Il conflitto tra ritorno delle norme e definizione di nuove regole
Da tempo la rottura dell’ordine vigente non ha più gli stessi connotati. A lungo sono stati i marginali a esprimere l’iconografia della rivolta e della rottura temporale. La loro richiesta di rovesciamento voleva dire provare a cambiare le regole del gioco. Il loro grido era “non abbiamo che da perdere le nostre catene”. Poteva finire male, ma restava la memoria di averci provato e soprattutto la consapevolezza che era possibile dare l’assalto al cielo. In silenzio, come sempre nei giorni della sconfitta, si dicevano: “L’appuntamento è solo rimandato”. I loro luoghi della memoria erano quelli del martirio, perché ciò di cui volevano testimoniare non era di non esserci riusciti, ma che la sconfitta non li aveva né distrutti né cambiati.
Quando, nel 1962, Umberto Eco pubblica Elogio di Franti è a quel mondo che pensa. Sotto il mirino di Eco c’è soprattutto il modello sociale che Cuore accredita attraverso l’occhio e le parole dell’Io del testo, Enrico Bottini. Franti, ricordiamolo, dentro Cuore non parla mai, è parlato. Soprattutto è colto nel suo gesto più “fuori luogo”: ride. Ride in sostanza per rimarcare un sentimento del contrario. Scrive al riguardo Umberto Eco: «Franti, se diamo ascolto ad Enrico, ride perché è cattivo, ma di fatto pare cattivo perché ride». In un cosmo di buoni, Franti è così l’antieroe, la figura che consente a tutte le altre di salvarsi, e che descrive contemporaneamente l’ordine, che rifiuta, e la rivolta, cui si candida “in solitaria”. Franti è il prototipo di quelli che hanno proclamato il diritto alla rivolta contro l’ordine. Da tempo la rivolta contro l’ordine non segue quel percorso (l’ultima vola che ci ha provato era nel ’77 poi sono arrivati gli anni delle passioni tiepide). Ne segue due distinti: il primo chiede norme; il secondo è alla caccia di regole.

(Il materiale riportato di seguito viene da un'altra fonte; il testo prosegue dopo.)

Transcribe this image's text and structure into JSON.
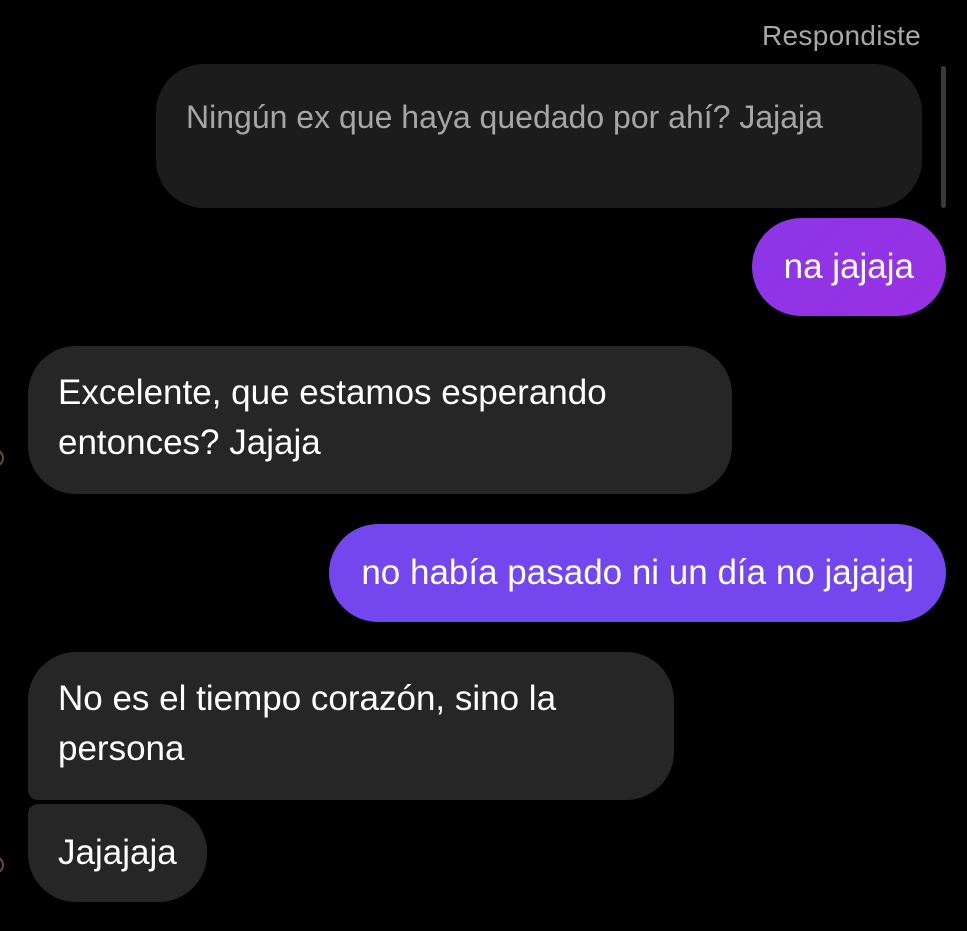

Il primo. A fronte di una mutazione che ha cambiato molte cose, si chiede il ripristino dello status quo ante. Il tema non è cambiare le regole del gioco, ma ripristinare le norme. E’ una condizione trasversale che coinvolge molti attori prima anche reciprocamente estranei e che ha una forte nostalgia della comunità. Caratteristica comune è raccontarsi come vittime.
I protagonisti del secondo percorso hanno come presupposto il fatto che il mondo di ieri è finito e, a differenza dei primi, non provano nostalgia, perché sanno che se anche tornasse, non sarebbero inclusi. A differenza dei primi fanno fatica a pensarsi comunitariamente come soggetto. Sono le varie figure in cui prova a ripensarsi, per esempio, una nuova generazione di attori del lavoro i quali devono inventarsi luoghi, tempi e forme di autotutela, sperando che loro non sia solo una vita “fai da te”.
I primi auspicano il ritorno della norma del tempo passato; i secondi la possibilità che venga loro riconosciuta una regola che tenga conto anche di loro e dunque li includa. La lotta è aperta.